The Mets made several other changes to the coaching staff. Matt Galante, the third base coach for two seasons, will become a bench coach. Bobby Floyd, who had been the manager of Triple-A Norfolk, will coach third.

Manager Art Howe said he wants Galante to be more readily available to talk to the infielders during games. The move also protects the Mets should bench coach Don Baylor have to miss games as he undergoes treatment for cancer.

Infield coach Juan Lopez was reassigned to the minor leagues.

The Mets replaced minor league pitching coordinator Ray Rippelmeyer with Rick Waits, who was Howe's bullpen coach last season.
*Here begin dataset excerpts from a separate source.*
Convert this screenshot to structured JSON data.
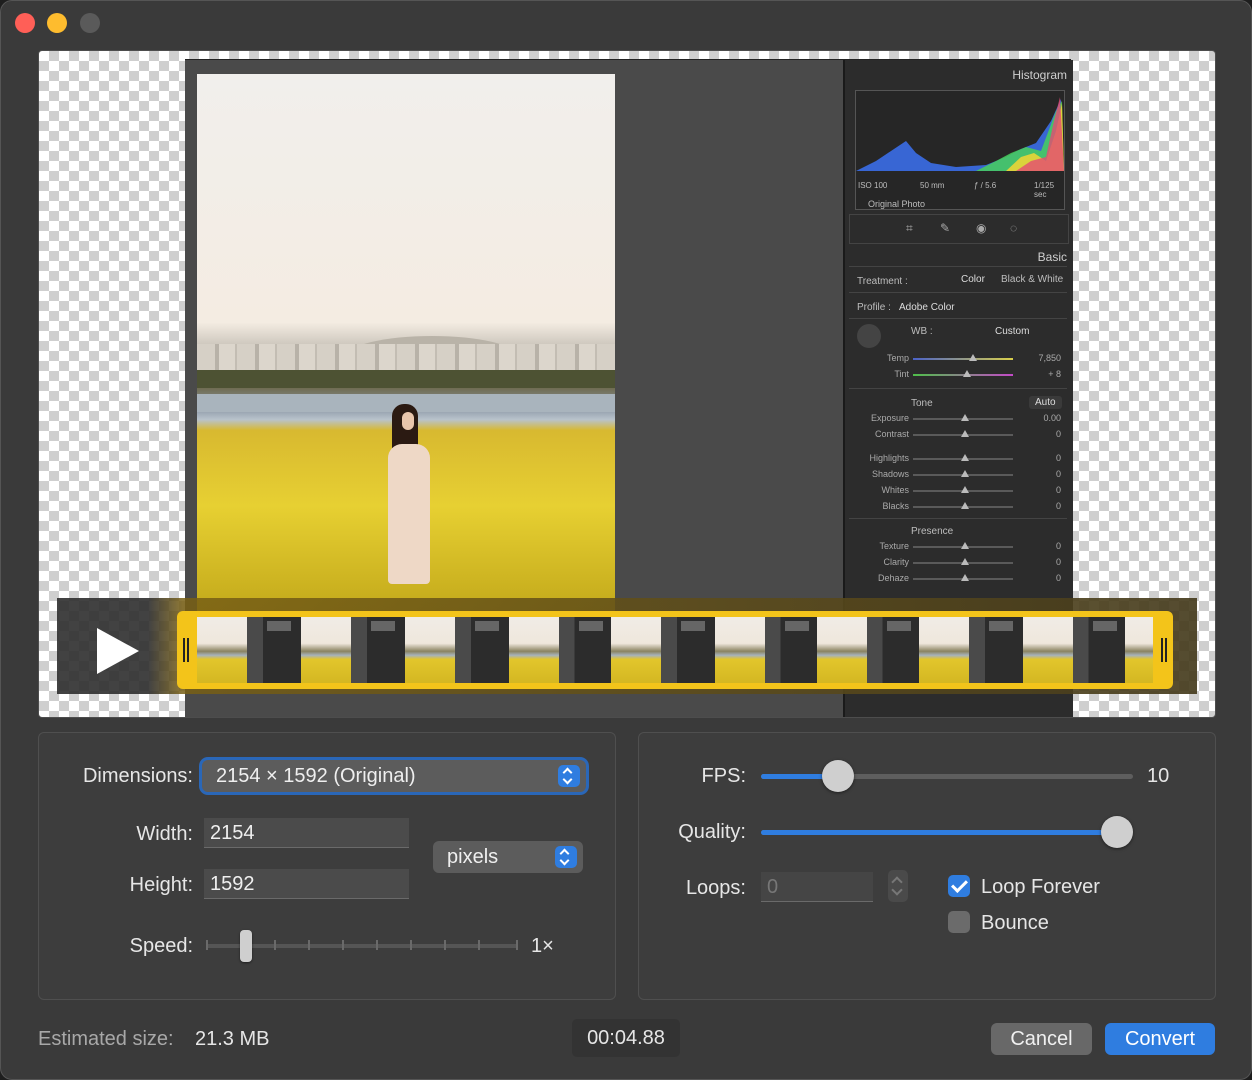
{
  "window": {
    "controls": [
      "close",
      "minimize",
      "zoom"
    ]
  },
  "preview": {
    "lightroom": {
      "histogram_header": "Histogram",
      "histogram_info": [
        "ISO 100",
        "50 mm",
        "ƒ / 5.6",
        "1/125 sec"
      ],
      "original_photo": "Original Photo",
      "basic_header": "Basic",
      "treatment_label": "Treatment :",
      "treatment_color": "Color",
      "treatment_bw": "Black & White",
      "profile_label": "Profile :",
      "profile_value": "Adobe Color",
      "wb_label": "WB :",
      "wb_value": "Custom",
      "temp": {
        "label": "Temp",
        "value": "7,850"
      },
      "tint": {
        "label": "Tint",
        "value": "+ 8"
      },
      "tone_label": "Tone",
      "auto_label": "Auto",
      "exposure": {
        "label": "Exposure",
        "value": "0.00"
      },
      "contrast": {
        "label": "Contrast",
        "value": "0"
      },
      "highlights": {
        "label": "Highlights",
        "value": "0"
      },
      "shadows": {
        "label": "Shadows",
        "value": "0"
      },
      "whites": {
        "label": "Whites",
        "value": "0"
      },
      "blacks": {
        "label": "Blacks",
        "value": "0"
      },
      "presence_label": "Presence",
      "texture": {
        "label": "Texture",
        "value": "0"
      },
      "clarity": {
        "label": "Clarity",
        "value": "0"
      },
      "dehaze": {
        "label": "Dehaze",
        "value": "0"
      }
    },
    "play_icon": "play-icon"
  },
  "settings": {
    "dimensions_label": "Dimensions:",
    "dimensions_value": "2154 × 1592 (Original)",
    "width_label": "Width:",
    "width_value": "2154",
    "height_label": "Height:",
    "height_value": "1592",
    "units_value": "pixels",
    "speed_label": "Speed:",
    "speed_value": "1×",
    "fps_label": "FPS:",
    "fps_value": "10",
    "fps_fraction": 0.18,
    "quality_label": "Quality:",
    "quality_fraction": 1.0,
    "loops_label": "Loops:",
    "loops_placeholder": "0",
    "loop_forever_label": "Loop Forever",
    "loop_forever_checked": true,
    "bounce_label": "Bounce",
    "bounce_checked": false
  },
  "footer": {
    "estimated_label": "Estimated size:",
    "estimated_value": "21.3 MB",
    "timecode": "00:04.88",
    "cancel_label": "Cancel",
    "convert_label": "Convert"
  },
  "colors": {
    "accent": "#2f7de0",
    "trim": "#f3c41a",
    "close": "#ff5f57",
    "minimize": "#febc2e"
  }
}
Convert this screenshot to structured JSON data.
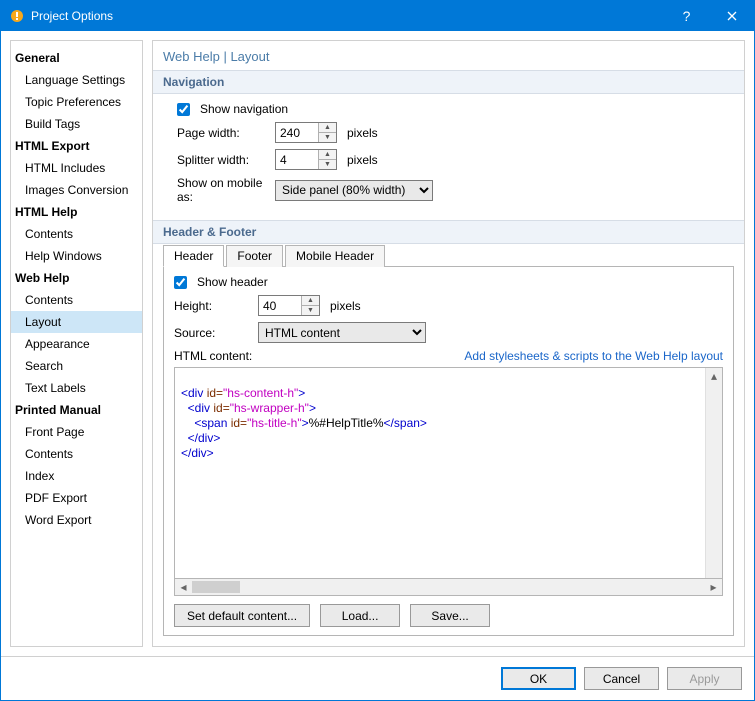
{
  "window": {
    "title": "Project Options"
  },
  "sidebar": {
    "groups": [
      {
        "head": "General",
        "items": [
          "Language Settings",
          "Topic Preferences",
          "Build Tags"
        ]
      },
      {
        "head": "HTML Export",
        "items": [
          "HTML Includes",
          "Images Conversion"
        ]
      },
      {
        "head": "HTML Help",
        "items": [
          "Contents",
          "Help Windows"
        ]
      },
      {
        "head": "Web Help",
        "items": [
          "Contents",
          "Layout",
          "Appearance",
          "Search",
          "Text Labels"
        ]
      },
      {
        "head": "Printed Manual",
        "items": [
          "Front Page",
          "Contents",
          "Index",
          "PDF Export",
          "Word Export"
        ]
      }
    ],
    "selected": "Layout"
  },
  "breadcrumb": "Web Help | Layout",
  "nav": {
    "title": "Navigation",
    "show_nav_label": "Show navigation",
    "show_nav_checked": true,
    "page_width_label": "Page width:",
    "page_width_value": "240",
    "splitter_width_label": "Splitter width:",
    "splitter_width_value": "4",
    "pixels": "pixels",
    "show_mobile_label": "Show on mobile as:",
    "show_mobile_value": "Side panel (80% width)"
  },
  "hf": {
    "title": "Header & Footer",
    "tabs": [
      "Header",
      "Footer",
      "Mobile Header"
    ],
    "active_tab": "Header",
    "show_header_label": "Show header",
    "show_header_checked": true,
    "height_label": "Height:",
    "height_value": "40",
    "pixels": "pixels",
    "source_label": "Source:",
    "source_value": "HTML content",
    "html_content_label": "HTML content:",
    "stylesheet_link": "Add stylesheets & scripts to the Web Help layout",
    "buttons": {
      "default": "Set default content...",
      "load": "Load...",
      "save": "Save..."
    },
    "code": {
      "l1a": "<div ",
      "l1b": "id=",
      "l1c": "\"hs-content-h\"",
      "l1d": ">",
      "l2a": "  <div ",
      "l2b": "id=",
      "l2c": "\"hs-wrapper-h\"",
      "l2d": ">",
      "l3a": "    <span ",
      "l3b": "id=",
      "l3c": "\"hs-title-h\"",
      "l3d": ">",
      "l3e": "%#HelpTitle%",
      "l3f": "</span>",
      "l4": "  </div>",
      "l5": "</div>"
    }
  },
  "footer": {
    "ok": "OK",
    "cancel": "Cancel",
    "apply": "Apply"
  }
}
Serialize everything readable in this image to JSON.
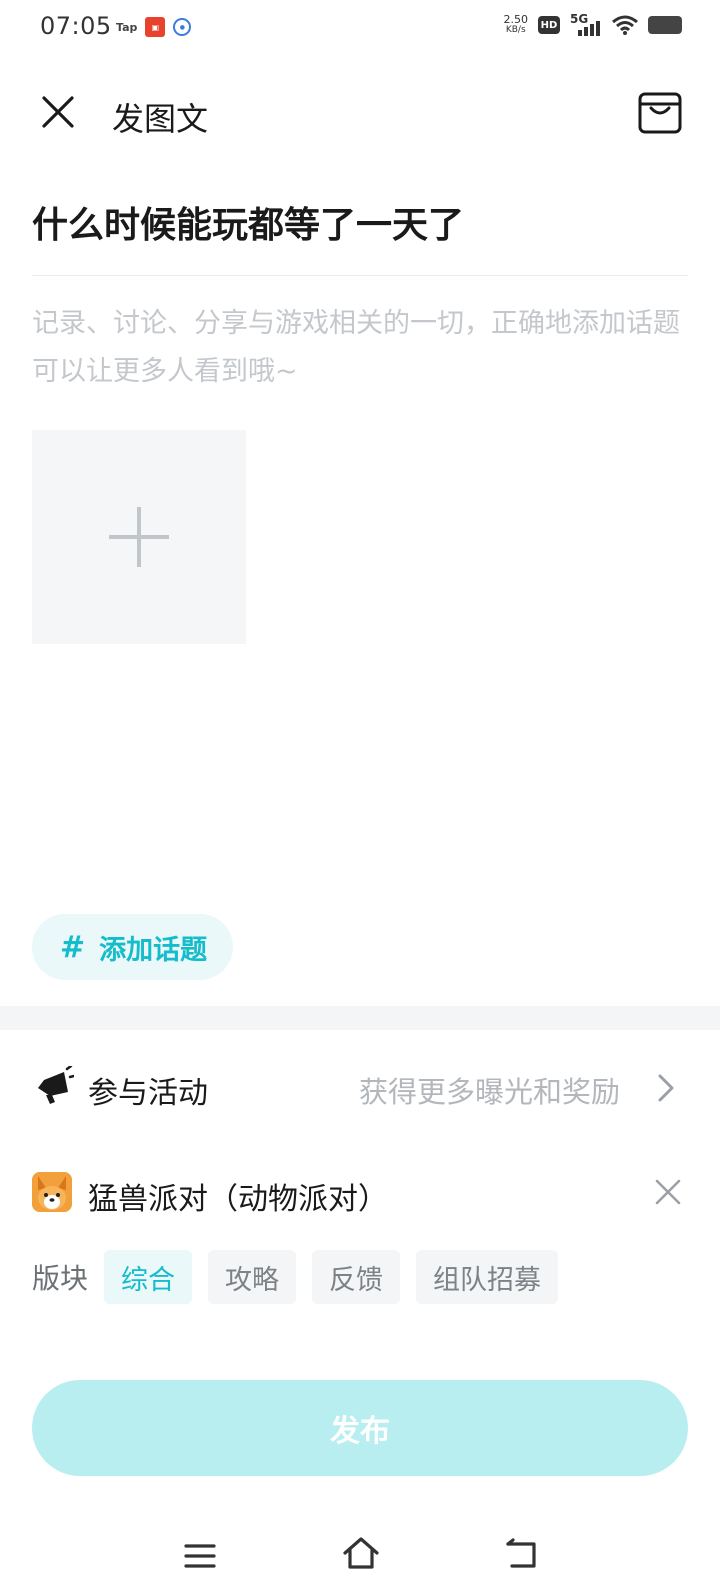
{
  "status": {
    "time": "07:05",
    "apps": [
      "Tap"
    ],
    "net_speed_value": "2.50",
    "net_speed_unit": "KB/s",
    "hd": "HD",
    "network": "5G"
  },
  "header": {
    "title": "发图文"
  },
  "post": {
    "title": "什么时候能玩都等了一天了",
    "content_placeholder": "记录、讨论、分享与游戏相关的一切，正确地添加话题可以让更多人看到哦~"
  },
  "topic": {
    "hash": "#",
    "label": "添加话题"
  },
  "activity": {
    "label": "参与活动",
    "hint": "获得更多曝光和奖励"
  },
  "game": {
    "name": "猛兽派对（动物派对）"
  },
  "section": {
    "label": "版块",
    "chips": [
      "综合",
      "攻略",
      "反馈",
      "组队招募"
    ],
    "selected": "综合"
  },
  "publish": {
    "label": "发布"
  },
  "colors": {
    "accent": "#15bccb",
    "publish_bg": "#b8eef0",
    "placeholder": "#c4c8cc"
  }
}
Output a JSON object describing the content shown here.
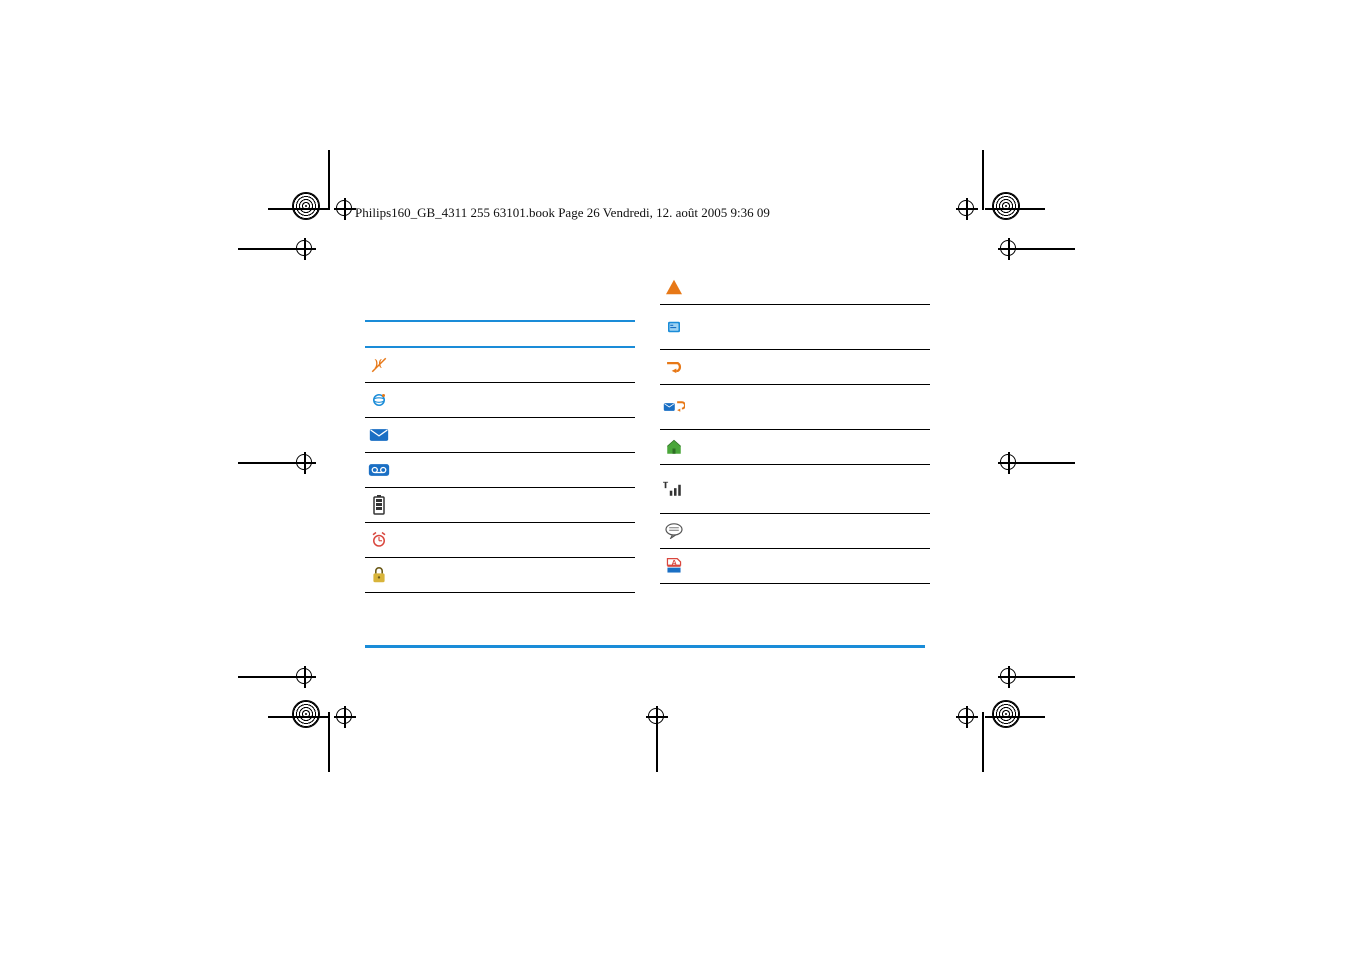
{
  "header_text": "Philips160_GB_4311 255 63101.book  Page 26  Vendredi, 12. août 2005  9:36 09",
  "left_icons": [
    {
      "name": "silent-icon"
    },
    {
      "name": "gprs-icon"
    },
    {
      "name": "sms-envelope-icon"
    },
    {
      "name": "voice-mail-icon"
    },
    {
      "name": "battery-icon"
    },
    {
      "name": "alarm-clock-icon"
    },
    {
      "name": "keypad-lock-icon"
    }
  ],
  "right_icons": [
    {
      "name": "roaming-triangle-icon"
    },
    {
      "name": "sms-full-icon"
    },
    {
      "name": "call-forward-unconditional-icon"
    },
    {
      "name": "call-forward-to-mailbox-icon"
    },
    {
      "name": "home-zone-icon"
    },
    {
      "name": "network-signal-icon"
    },
    {
      "name": "sms-chat-icon"
    },
    {
      "name": "memory-full-icon"
    }
  ]
}
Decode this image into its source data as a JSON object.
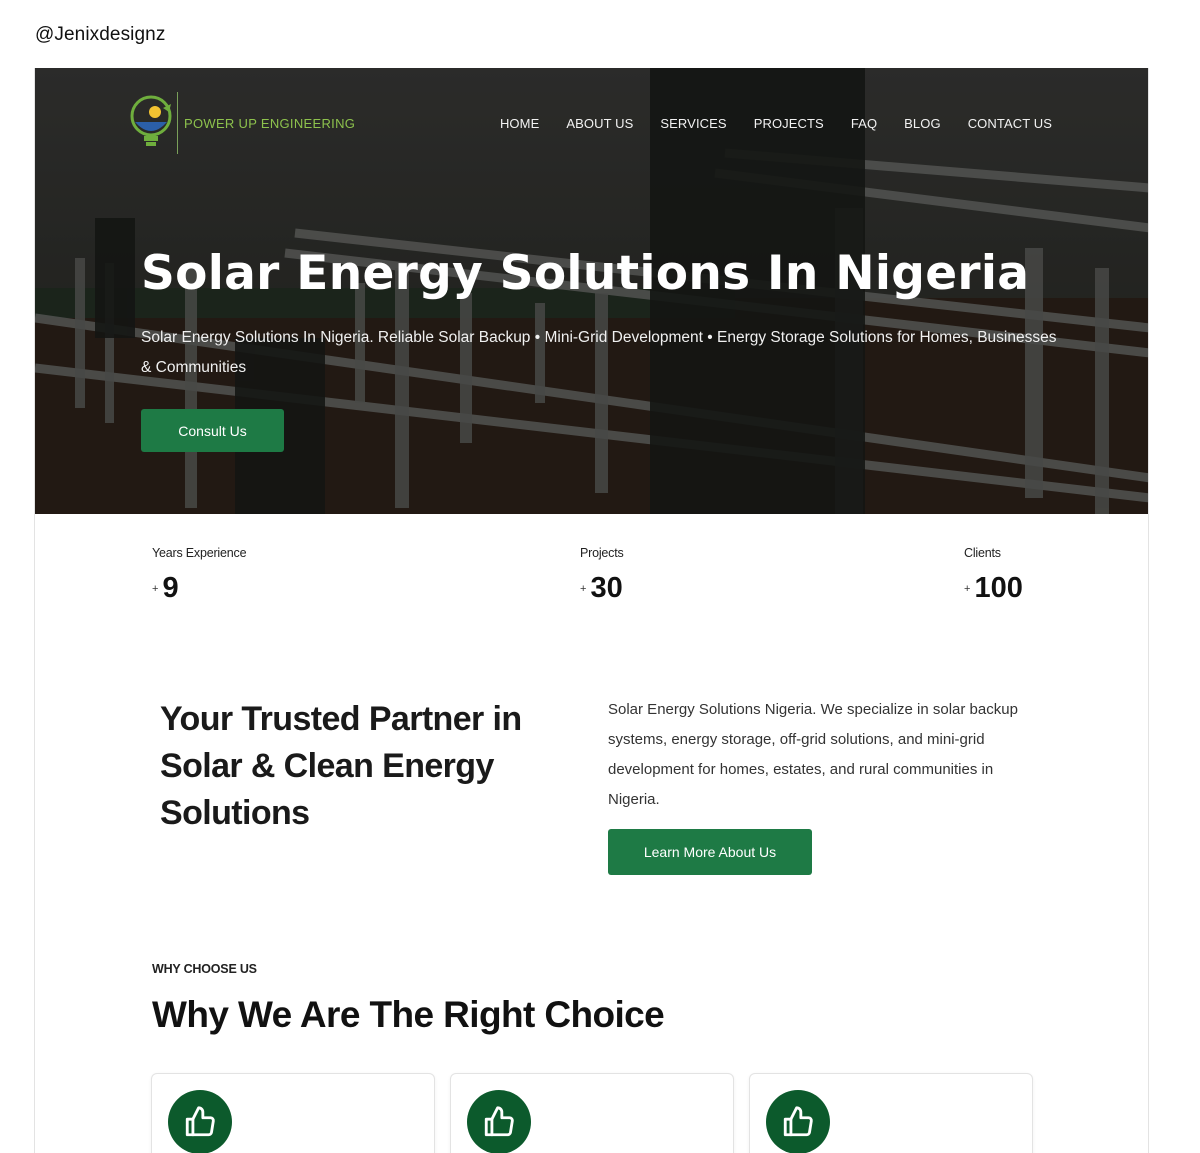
{
  "credit": "@Jenixdesignz",
  "brand": {
    "name": "POWER UP ENGINEERING",
    "logo_icon": "lightbulb-sun-logo",
    "accent": "#1e7a45",
    "logo_green": "#8dc24d"
  },
  "nav": [
    "HOME",
    "ABOUT US",
    "SERVICES",
    "PROJECTS",
    "FAQ",
    "BLOG",
    "CONTACT US"
  ],
  "hero": {
    "title": "Solar Energy Solutions In Nigeria",
    "subtitle": "Solar Energy Solutions In Nigeria. Reliable Solar Backup • Mini-Grid Development • Energy Storage Solutions for Homes, Businesses & Communities",
    "cta": "Consult Us"
  },
  "stats": [
    {
      "label": "Years Experience",
      "plus": "+",
      "value": "9"
    },
    {
      "label": "Projects",
      "plus": "+",
      "value": "30"
    },
    {
      "label": "Clients",
      "plus": "+",
      "value": "100"
    }
  ],
  "about": {
    "title": "Your Trusted Partner in Solar & Clean Energy Solutions",
    "text": "Solar Energy Solutions Nigeria. We specialize in solar backup systems, energy storage, off-grid solutions, and mini-grid development for homes, estates, and rural communities in Nigeria.",
    "cta": "Learn More About Us"
  },
  "why": {
    "tag": "WHY CHOOSE US",
    "title": "Why We Are The Right Choice",
    "card_icon": "thumbs-up-icon",
    "card_icon_bg": "#0c5a2c"
  }
}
The Mets felt Waits was being underutilized.

"We've had some great conversations in the last two days. I can't tell you how excited I am to partner with Rick and implement the system," Peterson said. "Our core philosophy, we're on the same page. (Waits) has given me tremendous insight."

The Mets do not plan to replace Waits as bullpen coach. Bullpen catcher Nelson Silverio, who joined the organization last season, will assume more responsibility. "We have a veteran bullpen anyway," Howe said. "Nelson can handle the bullpen fine for us."

Both new pitching coach Rick Peterson and Howe spoke positively about LHP John Franco staying with the team. Howe said "there is no reason to believe" the team captain wouldn't be back. The 43-year-old free agent would likely have to accept significantly less than the $3.8 million he made last season. Negotiations are in the early stages. "We want him as an organization, and Johnny wants to be here," GM Jim Duquette said.

Former Met Fernando Vina is interested in returning to the team. Vina, 34, became a free agent when the Cardinals decided against picking up his $4.5 million option. A two-time Gold Glove winner at second base, Vina is the kind of defense-minded and inexpensive player the Mets say they are looking for. Vina hit .251 because a right hamstring injury last season. His agents, Seth and Sam Levinson, have a good working relationship with the Mets.

He said what? "These guys seem to have their act together and are headed the right way. Obviously, when you lose 95 games there's a lot of work to do." -- New Mets superscout Bill Singer.